И, словно не замечая волнения Константина, его знаков, он продолжал:

— Жаркое было дело! Отплатили мы злодеям за пасхальную резню! Дрались они сначала лихо, что говорить!.. Взяли мы шанцы, редуты, миновали стены, так чуть не каждую улицу, каждый дом пришлось еще штурмовать… Кровь ручьями лилась… И дрогнули, бросили оружие, наутек пошли господа поляки, словно зайцы, либо на коленях пощады запросили… Но — пощады не было… ни им, ни женам, ни детям… Чтобы помнили, как за вероломство умеет платить русский народ!

Кончил, оглянулся. Все смущены, молчат. Кто побледнел, кто покраснел, словно удар собирается хватить самых горячих. Но ни звука никто. Будь это не Ермолов — ему и сам Константин, и окружающие, поляки и русские даже, не дали бы кончить тяжелого рассказа…

А тут пришлось все прослушать и молчать.

С легкой любезной улыбкой умолк и язвительный гость-говорун. Дальше идет как ни в чем не бывало.

Кончен обход. Свита отпущена. Константин остался с гостем в своем небольшом кругу: Колзаков, Феншау, граф Гутаковский, еще двое-трое таких же близких людей с Курутой во главе.

— Как это вышло нынче, генерал, — не выдержав, с искренним огорчением в голосе заговорил Константин, — эти воспоминания, столь печальные и позорные даже…

— Для кого, ваше высочество? Полагаю, только не для нас… Их же польская поговорка имеется: "Вет за вет, дарма — ниц", как аукнется, так и откликнется… Им и позор… Съели, не поморщились, как видели сами, ваше высочество!

— Но, право, не следовало говорить того. Вы же знаете, Алексей Петрович, государь желает слить Польшу с Россией. Но вы, пользуясь столь огромной репутацией в нашей армии, выказываете явное пренебрежение к полякам… Вот вы даже не хотели принимать явившихся к вам польских министров.

— И на то у них поговорка есть: "С москалем знайся, а камень за пазухой прячь". Оттого мне и противно с поляками дружиться, либо знакомство вести. Так и сдается: вижу их камень за пазухой. Не сношу притворства и маски ни у друзей, ни у врагов.

— Но позволю спросить, генерал, насколько учтив такой ваш образ действия?

— Скажу вашему высочеству, что меня в грубом обращении с подчиненными, а тем менее — с поляками — никто не может упрекнуть… Мне, хвала Господу, полсотни годков скоро стукнет… Подобными качествами может щеголять лишь молодой и заносчивый корнет уланского вашего высочества полка… Так-с!.. А теперь — имею честь откланяться вашему высочеству. Мне в путь пора…

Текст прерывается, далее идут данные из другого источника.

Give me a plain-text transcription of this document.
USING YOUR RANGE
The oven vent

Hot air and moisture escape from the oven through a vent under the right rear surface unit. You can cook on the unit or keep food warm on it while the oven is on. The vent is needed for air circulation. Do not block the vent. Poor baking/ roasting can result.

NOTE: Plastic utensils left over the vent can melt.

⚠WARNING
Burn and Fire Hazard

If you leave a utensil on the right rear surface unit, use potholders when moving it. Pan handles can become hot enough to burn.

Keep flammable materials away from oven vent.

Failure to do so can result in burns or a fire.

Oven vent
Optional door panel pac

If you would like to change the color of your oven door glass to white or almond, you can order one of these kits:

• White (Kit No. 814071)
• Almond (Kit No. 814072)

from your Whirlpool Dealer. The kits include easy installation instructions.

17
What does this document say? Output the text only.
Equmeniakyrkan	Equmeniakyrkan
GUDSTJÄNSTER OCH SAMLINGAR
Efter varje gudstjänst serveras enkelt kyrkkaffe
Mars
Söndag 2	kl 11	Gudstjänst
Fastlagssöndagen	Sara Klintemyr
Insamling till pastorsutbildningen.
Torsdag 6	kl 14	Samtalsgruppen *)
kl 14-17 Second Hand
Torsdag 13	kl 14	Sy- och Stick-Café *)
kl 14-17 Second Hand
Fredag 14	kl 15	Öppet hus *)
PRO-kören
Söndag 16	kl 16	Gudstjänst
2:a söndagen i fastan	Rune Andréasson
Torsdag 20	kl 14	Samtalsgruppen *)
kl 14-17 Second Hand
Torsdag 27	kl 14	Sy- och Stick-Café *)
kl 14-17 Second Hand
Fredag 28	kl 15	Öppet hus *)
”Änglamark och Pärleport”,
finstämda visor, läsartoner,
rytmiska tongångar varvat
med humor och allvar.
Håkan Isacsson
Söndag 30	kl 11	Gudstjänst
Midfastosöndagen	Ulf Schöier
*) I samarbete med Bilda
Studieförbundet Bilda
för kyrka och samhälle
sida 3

— Добрый путь, генерал! — отрывисто, хмуро бросил Константин в ответ.

Так навсегда, если не врагами, то совершенно чужими людьми расстались эти два бывших приятеля.

— Завидует вам генерал, ваше высочество! — шепнул Константину угодливый Гутаковский на правах дальнего свойственника по жене.

Ничего не сказал цесаревич и только в раздумье отрицательно покачал головой.

Кончился Лайбахский или, как его назвали в Варшаве, "лайдакский" (бездельнический) конгресс. Накануне его завершения получено было известие, приятное для всей коронованной компании, заседающей в Лайбахе: 23 апреля в замке Лонгвуд, на скалистом островке Св. Елены от рака желудка умер Наполеон, призрак которого до этого самого дня пугал владык Европы.

Проезжая в июне через Варшаву домой, Александр поделился добрыми вестями с Константином: Священная Лига окрепла совершенно и устойчивость европейского мира обеспечена надолго. А смерть корсиканца еще больше помогла ходу дел.

— Давно ты не был в Петербурге, Константин. Больше двух лет. Когда соберешься? Матушка уже хотела писать, звать тебя, — вдруг заметил, словно мимоходом, Александр.

И взгляд его, как бы избегая встречи со взорами брата, скользнул в сторону.

Ничего не заметив, Константин только обрадовался новому вниманию со стороны матери и брата:

— Приеду непременно, государь. На праздники, пожалуй, соберусь, когда дела меньше и у меня, и у других…

— Очень уж ты сам входишь во всякие мелочи, как я вижу. Нужно ли так брать?

— Не иначе, государь. Все еще здесь налаживается наново, ваше величество. Вот, как устроится, тогда и я отдохну всласть…

— Дай. Бог, дай Бог… Значит, ждем. Матушка все равно напишет тебе… Она говорила. Увидишь.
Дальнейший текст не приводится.